Había pasado un año y Riza todavía persistía; y, finalmente, Grumman, partidario de no ejercer presión, y deseoso también de juzgar por sí mismo los motivos que habían conducido a una joven tan hermosa, y agraciada con los favores de la fortuna, a desear enterrarse en un claustro, anunció su intención de oír sus razones nuevamente, ahora que había expirado el período de su luto; y si no aportaba, dijo el general, suficientes atractivos para hacerla cambiar de plan, daría su consentimiento para su realización.

Riza había pasado muchas horas tristes, muchos días de llanto, y muchas noches de doloroso insomnio. Había cerrado sus puertas a todos los visitantes; hizo votos de soledad y llanto. Dueña de sí misma, fácilmente silenció los ruegos y protestas de sus subordinados, y alimentó su pesar como si fuera la única cosa que amara en este mundo. Con todo, era demasiado penetrante, demasiado amargo, demasiado ardiente, para ser un huésped favorecido. De hecho, Riza, joven, ardiente y vivaz, luchaba, forcejeaba y anhelaba abandonarlo; pero todo lo que era alegre en sí mismo, o hermoso en su apariencia externa, servía únicamente para renovarlo; y con paciencia podía soportar mejor el peso de su aflicción, cuando, cediendo ante ella, la oprimía pero no la torturaba.
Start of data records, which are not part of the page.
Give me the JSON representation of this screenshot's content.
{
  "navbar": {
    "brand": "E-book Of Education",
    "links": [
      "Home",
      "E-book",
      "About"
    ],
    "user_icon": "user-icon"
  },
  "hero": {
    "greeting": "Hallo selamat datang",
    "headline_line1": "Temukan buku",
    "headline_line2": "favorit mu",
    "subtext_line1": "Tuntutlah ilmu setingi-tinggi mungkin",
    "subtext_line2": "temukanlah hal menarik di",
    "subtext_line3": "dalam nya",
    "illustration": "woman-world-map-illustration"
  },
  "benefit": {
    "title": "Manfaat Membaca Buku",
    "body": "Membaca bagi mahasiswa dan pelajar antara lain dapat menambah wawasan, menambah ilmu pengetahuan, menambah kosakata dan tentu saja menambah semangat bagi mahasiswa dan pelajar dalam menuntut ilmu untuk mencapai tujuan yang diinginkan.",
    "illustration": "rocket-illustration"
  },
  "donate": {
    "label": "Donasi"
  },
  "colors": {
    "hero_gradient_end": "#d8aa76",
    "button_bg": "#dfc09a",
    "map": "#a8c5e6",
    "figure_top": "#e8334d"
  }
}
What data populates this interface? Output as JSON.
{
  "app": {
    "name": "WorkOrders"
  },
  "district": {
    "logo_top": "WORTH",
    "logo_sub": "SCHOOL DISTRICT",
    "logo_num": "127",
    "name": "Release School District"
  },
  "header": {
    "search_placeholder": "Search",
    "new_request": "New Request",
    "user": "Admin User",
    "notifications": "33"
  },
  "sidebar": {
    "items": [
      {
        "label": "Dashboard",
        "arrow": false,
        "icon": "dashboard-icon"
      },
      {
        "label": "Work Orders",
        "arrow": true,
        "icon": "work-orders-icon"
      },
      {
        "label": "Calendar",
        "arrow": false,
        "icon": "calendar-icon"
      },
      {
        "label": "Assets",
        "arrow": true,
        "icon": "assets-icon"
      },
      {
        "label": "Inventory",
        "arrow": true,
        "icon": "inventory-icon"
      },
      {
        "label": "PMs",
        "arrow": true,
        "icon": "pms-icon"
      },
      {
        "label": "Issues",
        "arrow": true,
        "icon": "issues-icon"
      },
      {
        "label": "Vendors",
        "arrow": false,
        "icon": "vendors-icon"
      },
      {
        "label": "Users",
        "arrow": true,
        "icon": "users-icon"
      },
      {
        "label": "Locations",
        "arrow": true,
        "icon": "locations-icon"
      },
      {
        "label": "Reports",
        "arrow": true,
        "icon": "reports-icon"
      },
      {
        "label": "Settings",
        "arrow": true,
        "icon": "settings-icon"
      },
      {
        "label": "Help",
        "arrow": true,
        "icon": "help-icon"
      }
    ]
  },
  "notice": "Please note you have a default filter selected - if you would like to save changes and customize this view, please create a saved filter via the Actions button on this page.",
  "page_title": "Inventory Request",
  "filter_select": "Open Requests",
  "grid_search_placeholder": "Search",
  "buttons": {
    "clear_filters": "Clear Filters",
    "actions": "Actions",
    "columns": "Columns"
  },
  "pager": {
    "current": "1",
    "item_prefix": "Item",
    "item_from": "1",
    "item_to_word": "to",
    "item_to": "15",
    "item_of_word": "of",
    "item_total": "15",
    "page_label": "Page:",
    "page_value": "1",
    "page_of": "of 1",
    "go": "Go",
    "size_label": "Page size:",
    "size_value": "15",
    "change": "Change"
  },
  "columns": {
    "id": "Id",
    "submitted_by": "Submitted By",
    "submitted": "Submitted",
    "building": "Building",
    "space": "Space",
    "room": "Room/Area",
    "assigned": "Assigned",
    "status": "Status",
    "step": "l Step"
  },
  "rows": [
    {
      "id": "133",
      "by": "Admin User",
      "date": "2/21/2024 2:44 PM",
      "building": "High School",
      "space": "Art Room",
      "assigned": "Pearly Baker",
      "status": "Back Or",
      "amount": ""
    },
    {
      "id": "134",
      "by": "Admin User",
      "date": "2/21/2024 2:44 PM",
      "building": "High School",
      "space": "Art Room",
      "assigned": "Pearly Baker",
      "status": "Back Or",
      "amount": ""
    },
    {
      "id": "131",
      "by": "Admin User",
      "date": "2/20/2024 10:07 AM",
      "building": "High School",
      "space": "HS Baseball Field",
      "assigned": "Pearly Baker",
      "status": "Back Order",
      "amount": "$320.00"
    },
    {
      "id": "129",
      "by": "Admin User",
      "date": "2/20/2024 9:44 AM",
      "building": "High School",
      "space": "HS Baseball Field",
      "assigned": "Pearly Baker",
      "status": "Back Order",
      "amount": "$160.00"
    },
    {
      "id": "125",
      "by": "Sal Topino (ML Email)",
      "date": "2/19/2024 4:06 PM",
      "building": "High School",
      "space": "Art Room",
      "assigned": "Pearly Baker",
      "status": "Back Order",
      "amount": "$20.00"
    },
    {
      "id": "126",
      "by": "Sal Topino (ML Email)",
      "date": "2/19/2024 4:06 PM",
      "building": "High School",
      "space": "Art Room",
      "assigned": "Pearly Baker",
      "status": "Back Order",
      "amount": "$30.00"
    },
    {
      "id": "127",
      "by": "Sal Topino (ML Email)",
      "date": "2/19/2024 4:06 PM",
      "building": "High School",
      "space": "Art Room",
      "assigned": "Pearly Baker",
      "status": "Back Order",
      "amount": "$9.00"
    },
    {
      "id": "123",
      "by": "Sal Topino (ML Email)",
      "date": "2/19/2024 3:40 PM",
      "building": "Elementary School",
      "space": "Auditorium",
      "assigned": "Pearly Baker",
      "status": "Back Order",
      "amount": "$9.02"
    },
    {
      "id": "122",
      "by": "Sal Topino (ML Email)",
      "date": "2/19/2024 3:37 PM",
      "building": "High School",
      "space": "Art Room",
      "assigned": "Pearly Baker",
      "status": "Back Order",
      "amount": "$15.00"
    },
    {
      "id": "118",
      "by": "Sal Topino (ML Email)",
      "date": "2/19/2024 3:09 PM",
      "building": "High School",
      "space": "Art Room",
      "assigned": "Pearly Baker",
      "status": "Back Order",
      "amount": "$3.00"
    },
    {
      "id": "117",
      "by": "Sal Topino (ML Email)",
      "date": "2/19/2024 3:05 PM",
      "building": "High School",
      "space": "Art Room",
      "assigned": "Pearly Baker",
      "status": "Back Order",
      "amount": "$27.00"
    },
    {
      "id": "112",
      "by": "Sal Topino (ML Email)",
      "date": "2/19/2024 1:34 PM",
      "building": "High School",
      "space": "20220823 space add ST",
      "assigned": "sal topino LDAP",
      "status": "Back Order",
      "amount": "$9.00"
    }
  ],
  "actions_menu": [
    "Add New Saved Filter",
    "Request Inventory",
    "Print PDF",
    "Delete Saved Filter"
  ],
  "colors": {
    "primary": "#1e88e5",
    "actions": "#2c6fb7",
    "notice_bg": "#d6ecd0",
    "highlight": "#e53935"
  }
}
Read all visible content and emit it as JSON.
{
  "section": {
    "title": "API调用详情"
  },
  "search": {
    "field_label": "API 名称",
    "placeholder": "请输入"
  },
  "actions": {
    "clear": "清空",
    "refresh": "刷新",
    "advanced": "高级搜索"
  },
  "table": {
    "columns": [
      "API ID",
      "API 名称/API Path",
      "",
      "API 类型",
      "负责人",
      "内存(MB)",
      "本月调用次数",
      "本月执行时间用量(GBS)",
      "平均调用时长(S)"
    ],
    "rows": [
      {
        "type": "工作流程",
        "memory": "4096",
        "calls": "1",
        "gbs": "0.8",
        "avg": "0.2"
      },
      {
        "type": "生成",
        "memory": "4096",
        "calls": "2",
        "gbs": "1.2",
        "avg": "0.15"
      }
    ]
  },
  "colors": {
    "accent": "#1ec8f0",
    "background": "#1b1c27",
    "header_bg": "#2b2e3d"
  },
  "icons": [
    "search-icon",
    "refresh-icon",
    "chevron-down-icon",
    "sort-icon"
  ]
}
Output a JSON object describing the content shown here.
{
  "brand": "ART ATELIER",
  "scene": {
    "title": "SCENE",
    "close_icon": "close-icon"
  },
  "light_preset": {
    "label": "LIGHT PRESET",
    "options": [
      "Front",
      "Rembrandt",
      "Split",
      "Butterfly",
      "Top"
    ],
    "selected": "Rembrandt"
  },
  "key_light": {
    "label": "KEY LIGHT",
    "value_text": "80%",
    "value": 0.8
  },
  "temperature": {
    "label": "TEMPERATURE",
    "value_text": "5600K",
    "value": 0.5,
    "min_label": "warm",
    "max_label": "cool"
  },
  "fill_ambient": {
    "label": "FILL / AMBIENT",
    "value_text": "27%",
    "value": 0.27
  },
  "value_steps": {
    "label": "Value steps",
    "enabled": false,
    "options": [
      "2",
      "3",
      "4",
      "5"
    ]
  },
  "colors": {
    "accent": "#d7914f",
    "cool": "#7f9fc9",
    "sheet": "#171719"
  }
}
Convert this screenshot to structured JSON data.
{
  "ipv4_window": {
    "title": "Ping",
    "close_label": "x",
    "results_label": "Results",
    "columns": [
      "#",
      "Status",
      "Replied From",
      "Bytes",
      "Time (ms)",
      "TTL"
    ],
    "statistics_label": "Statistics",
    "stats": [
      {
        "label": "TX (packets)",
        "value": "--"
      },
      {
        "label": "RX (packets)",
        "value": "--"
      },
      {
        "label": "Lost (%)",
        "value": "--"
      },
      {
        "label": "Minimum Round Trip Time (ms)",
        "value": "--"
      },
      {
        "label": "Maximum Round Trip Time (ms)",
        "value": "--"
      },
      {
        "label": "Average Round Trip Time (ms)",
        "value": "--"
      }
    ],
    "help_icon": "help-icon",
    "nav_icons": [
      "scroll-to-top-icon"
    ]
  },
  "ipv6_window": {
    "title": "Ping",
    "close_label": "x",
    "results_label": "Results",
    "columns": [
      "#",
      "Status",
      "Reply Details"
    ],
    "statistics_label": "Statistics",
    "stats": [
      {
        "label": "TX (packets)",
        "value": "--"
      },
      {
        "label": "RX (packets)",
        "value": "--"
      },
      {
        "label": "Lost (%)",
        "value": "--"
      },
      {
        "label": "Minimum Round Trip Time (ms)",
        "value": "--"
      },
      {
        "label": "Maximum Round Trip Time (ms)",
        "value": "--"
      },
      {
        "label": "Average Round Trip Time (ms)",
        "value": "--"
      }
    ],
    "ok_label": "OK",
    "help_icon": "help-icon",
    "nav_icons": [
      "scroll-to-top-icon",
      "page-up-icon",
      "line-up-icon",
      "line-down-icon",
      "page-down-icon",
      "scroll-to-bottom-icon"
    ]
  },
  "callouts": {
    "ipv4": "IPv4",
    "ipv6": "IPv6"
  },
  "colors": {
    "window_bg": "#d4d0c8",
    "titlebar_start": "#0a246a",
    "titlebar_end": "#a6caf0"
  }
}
Riza había abandonado la casa para vagar por las tierras vecinas. Aun siendo excelsas y vastas las habitaciones de su hogar, se sentía acorralada entre sus paredes, bajo los calados techos. Asociaba las extensas tierras altas y el viejo bosque con los queridos recuerdos de su vida pasada, lo que la inducía a pasar horas y aun días bajo sus frondosos abrigos. El movimiento y el cambio perpetuo, como el viento agitando las ramas, o el viajero sol esparciendo sus rayos sobre ellas, la calmaban y la disuadían a abandonar ese tedioso pesar que embargaba su corazón con tan implacable agonía bajo el techo de su casa.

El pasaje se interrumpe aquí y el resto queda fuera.